И тут неожиданно для себя он расплакался, потому что был слаб и болен, но они это сочли за добрый знак.
Его спросили, считает ли он по-прежнему, что умеет «видеть».
— Нет, — сказал он. — То было безумие. Это слово ничего не значит, меньше чем ничего.
Его спросили, что у нас над головой.
— На высоте десятью десяти человеческих ростов над миром простирается крыша… каменная крыша, гладкая-прегладкая…
Он опять истерически разрыдался.
— Не спрашивайте больше ни о чем, дайте мне сперва поесть, или я умру.
Он ожидал жестокого наказания, но слепые умели проявить терпимость. Они усмотрели в его мятеже лишь новое доказательство того, что он слабоумный и стоит на низшей ступени развития. Его просто выпороли и велели ему исполнять самую тяжелую черную работу, какая только нашлась, и он, не видя, как иначе заработать свой хлеб, покорно делал, что ему приказывали.
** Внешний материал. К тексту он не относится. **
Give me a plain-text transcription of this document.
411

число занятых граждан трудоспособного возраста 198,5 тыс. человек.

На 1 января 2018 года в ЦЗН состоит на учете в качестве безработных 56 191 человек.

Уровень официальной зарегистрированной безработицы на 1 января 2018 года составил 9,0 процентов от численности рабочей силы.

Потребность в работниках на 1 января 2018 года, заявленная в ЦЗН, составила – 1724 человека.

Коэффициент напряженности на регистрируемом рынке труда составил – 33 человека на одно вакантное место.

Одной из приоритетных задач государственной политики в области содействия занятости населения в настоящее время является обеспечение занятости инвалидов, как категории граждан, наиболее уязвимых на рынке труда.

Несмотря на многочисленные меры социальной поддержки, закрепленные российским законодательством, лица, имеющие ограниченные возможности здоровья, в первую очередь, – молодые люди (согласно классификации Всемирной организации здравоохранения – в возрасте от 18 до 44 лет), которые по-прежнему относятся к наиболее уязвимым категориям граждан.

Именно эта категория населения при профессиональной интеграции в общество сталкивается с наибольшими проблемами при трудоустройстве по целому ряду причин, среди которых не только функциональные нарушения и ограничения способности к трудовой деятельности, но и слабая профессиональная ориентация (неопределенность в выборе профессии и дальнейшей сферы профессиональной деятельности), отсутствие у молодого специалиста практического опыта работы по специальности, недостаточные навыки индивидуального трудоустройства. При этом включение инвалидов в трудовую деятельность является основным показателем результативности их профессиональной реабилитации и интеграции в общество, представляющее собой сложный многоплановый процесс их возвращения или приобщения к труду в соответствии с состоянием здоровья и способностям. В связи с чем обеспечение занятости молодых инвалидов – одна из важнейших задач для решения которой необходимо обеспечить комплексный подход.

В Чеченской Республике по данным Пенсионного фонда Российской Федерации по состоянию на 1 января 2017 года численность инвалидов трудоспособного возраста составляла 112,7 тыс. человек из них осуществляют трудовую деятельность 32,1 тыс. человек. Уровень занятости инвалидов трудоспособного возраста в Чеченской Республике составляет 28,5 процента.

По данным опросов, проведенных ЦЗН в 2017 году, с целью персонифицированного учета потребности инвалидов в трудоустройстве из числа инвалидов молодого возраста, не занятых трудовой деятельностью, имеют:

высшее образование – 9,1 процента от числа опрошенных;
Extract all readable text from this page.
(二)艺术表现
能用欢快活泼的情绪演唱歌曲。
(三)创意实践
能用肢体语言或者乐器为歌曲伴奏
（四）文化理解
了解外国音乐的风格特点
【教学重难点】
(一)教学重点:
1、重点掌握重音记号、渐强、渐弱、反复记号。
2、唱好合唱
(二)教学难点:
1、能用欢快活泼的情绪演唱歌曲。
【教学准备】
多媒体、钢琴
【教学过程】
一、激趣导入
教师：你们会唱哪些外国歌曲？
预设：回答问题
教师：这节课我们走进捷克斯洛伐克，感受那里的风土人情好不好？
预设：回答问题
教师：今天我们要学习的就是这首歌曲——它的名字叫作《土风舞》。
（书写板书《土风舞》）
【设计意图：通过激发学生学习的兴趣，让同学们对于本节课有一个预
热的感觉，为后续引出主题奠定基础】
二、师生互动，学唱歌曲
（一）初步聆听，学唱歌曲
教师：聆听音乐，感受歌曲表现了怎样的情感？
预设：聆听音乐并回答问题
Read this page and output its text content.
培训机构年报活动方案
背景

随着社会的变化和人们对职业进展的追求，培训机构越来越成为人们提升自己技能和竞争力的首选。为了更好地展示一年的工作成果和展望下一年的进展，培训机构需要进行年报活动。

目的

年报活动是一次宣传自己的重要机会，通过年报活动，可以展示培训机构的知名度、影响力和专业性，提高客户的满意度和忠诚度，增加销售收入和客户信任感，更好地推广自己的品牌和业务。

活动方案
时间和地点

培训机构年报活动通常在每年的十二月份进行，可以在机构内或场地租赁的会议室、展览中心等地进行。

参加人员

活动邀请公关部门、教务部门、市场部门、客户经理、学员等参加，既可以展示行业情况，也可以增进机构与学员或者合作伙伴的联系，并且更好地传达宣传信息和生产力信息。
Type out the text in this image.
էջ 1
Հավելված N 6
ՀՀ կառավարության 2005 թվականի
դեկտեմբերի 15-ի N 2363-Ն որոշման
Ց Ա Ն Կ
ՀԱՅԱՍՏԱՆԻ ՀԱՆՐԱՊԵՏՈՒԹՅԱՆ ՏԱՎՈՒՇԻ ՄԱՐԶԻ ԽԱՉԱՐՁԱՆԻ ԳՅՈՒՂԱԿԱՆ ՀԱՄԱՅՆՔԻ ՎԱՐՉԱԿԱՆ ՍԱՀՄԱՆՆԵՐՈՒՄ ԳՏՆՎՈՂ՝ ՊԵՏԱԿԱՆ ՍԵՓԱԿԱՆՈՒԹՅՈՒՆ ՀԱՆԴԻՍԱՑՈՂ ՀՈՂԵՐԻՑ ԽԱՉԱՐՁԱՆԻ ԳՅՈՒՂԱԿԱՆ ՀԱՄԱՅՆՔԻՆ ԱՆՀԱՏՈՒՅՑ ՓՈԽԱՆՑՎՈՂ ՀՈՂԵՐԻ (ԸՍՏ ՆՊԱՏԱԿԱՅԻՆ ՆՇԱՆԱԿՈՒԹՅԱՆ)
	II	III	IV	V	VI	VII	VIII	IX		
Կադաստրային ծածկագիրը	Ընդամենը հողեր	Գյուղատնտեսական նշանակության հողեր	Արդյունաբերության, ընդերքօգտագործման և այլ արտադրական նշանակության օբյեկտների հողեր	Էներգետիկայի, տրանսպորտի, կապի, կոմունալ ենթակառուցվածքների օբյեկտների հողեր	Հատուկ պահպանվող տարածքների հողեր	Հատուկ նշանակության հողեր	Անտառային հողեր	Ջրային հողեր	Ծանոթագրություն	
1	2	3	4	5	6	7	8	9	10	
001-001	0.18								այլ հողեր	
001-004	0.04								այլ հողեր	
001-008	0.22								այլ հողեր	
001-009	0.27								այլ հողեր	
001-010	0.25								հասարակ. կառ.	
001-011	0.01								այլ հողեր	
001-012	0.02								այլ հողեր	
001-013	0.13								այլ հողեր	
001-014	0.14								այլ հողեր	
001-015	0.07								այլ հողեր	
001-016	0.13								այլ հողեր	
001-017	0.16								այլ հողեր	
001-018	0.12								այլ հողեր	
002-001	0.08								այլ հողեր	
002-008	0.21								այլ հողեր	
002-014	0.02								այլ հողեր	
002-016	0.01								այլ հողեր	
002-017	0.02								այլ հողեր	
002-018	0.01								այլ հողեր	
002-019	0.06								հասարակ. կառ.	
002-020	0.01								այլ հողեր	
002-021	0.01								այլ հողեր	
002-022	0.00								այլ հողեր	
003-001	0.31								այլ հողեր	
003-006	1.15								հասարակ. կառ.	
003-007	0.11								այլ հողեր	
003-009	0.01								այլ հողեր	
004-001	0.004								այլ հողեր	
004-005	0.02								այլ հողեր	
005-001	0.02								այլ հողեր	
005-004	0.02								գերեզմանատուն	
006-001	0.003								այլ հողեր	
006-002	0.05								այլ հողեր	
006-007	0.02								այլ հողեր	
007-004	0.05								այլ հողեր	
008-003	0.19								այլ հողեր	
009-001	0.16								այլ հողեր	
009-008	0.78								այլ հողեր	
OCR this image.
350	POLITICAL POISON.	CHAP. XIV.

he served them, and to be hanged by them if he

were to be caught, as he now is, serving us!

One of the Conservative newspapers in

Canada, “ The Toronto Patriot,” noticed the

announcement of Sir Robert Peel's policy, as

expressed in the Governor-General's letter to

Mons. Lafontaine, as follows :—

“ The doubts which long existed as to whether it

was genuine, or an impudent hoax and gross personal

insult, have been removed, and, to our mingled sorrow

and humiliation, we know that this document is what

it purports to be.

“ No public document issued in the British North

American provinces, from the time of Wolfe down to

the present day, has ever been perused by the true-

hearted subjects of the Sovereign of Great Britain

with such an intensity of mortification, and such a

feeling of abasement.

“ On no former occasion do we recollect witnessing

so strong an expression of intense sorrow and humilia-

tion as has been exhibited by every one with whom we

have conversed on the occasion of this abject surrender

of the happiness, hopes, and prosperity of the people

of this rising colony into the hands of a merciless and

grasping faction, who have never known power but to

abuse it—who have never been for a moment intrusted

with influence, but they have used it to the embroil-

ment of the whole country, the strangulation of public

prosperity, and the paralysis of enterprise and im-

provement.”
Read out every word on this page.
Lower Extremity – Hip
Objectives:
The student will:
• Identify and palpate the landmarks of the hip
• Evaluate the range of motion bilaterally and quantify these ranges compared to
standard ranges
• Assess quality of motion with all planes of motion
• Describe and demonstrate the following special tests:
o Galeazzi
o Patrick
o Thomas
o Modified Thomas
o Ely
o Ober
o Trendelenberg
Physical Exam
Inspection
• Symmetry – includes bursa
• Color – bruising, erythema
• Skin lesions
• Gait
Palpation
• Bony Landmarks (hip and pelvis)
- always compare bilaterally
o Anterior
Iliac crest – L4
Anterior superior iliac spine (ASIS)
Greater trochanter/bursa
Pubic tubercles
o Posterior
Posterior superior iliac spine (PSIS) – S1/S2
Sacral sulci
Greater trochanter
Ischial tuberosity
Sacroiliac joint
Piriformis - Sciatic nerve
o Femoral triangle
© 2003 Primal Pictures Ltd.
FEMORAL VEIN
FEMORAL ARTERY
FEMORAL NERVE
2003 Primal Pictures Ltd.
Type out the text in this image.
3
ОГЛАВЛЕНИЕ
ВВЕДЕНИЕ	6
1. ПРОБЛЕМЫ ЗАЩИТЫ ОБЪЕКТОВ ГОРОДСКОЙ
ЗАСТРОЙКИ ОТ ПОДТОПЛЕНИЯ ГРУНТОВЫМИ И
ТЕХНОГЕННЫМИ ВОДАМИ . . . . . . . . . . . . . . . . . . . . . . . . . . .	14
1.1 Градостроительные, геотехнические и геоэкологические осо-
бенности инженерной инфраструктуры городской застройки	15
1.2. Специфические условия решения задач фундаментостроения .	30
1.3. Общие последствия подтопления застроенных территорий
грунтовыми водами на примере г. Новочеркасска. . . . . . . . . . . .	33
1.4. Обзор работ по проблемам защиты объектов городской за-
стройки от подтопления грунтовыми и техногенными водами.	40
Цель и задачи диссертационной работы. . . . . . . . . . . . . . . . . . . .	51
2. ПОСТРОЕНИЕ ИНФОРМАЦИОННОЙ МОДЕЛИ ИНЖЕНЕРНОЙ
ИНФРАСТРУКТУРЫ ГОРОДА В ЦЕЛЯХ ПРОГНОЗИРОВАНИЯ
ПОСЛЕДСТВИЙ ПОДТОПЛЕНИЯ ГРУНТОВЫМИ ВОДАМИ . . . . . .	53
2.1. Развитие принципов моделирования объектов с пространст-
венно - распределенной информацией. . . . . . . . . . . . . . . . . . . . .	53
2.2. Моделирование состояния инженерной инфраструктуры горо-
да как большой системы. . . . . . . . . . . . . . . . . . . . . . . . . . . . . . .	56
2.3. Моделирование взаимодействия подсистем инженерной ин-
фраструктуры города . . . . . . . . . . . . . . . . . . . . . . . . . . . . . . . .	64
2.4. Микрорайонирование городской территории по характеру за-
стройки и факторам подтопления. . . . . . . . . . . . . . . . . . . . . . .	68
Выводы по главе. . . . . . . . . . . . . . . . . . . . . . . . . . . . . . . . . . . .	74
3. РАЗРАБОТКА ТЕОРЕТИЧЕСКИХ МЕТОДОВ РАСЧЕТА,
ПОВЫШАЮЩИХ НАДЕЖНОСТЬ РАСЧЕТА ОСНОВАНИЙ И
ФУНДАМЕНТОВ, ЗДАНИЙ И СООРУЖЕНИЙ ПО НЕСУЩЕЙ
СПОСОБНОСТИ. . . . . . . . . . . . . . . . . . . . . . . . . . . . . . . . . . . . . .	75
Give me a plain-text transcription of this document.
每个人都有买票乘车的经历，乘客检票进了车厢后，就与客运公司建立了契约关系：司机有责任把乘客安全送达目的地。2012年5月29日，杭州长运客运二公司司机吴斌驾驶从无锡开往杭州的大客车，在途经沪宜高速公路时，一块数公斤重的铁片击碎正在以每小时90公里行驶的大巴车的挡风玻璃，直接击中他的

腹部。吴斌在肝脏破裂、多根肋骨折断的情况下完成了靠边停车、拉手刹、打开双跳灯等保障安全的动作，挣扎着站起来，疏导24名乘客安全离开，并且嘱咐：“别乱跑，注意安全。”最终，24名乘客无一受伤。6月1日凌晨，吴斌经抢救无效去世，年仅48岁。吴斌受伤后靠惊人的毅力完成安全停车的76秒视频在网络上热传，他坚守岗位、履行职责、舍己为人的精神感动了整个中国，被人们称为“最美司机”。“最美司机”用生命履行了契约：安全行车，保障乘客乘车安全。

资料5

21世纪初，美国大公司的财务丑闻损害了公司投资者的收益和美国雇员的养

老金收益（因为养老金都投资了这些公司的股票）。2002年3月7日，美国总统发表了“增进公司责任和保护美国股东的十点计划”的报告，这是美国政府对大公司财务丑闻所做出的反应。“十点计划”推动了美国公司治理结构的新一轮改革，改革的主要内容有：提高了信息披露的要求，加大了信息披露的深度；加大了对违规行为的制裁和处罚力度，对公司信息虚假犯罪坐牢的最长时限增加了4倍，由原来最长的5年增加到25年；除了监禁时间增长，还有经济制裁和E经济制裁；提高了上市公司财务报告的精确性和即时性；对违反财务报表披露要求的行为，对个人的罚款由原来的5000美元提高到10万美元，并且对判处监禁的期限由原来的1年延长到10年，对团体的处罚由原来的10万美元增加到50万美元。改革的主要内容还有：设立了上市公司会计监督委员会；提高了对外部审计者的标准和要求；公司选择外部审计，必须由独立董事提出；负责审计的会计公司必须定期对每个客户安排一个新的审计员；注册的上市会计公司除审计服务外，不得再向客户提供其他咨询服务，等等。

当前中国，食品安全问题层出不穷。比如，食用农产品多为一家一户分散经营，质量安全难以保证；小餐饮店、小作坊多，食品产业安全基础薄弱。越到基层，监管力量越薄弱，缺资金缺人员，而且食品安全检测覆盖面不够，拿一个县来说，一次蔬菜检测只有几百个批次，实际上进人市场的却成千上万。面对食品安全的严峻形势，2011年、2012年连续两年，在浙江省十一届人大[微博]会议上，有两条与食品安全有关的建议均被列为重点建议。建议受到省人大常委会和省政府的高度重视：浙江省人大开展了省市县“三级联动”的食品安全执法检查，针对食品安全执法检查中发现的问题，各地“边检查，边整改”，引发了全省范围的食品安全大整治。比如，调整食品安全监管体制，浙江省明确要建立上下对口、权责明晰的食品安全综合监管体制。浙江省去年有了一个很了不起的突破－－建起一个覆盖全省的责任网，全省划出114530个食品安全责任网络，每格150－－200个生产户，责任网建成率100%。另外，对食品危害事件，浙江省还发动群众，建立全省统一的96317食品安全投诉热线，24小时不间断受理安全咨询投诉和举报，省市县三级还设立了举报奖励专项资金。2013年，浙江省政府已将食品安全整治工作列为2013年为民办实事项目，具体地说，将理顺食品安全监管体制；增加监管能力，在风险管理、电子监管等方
Несколько дней он был болен, и они заботливо ухаживали за ним. Это облегчило ему тяжесть подчинения. Но его заставляли лежать в темноте, что было для него большим лишением. Слепые философы приходили к нему, толковали о низком уровне его развития и так вразумительно укоряли за его сомнения в каменной крышке, закрывающей коробку их вселенной, что он сам едва не стал считать себя жертвой наваждения, не видя над собою этой крышки.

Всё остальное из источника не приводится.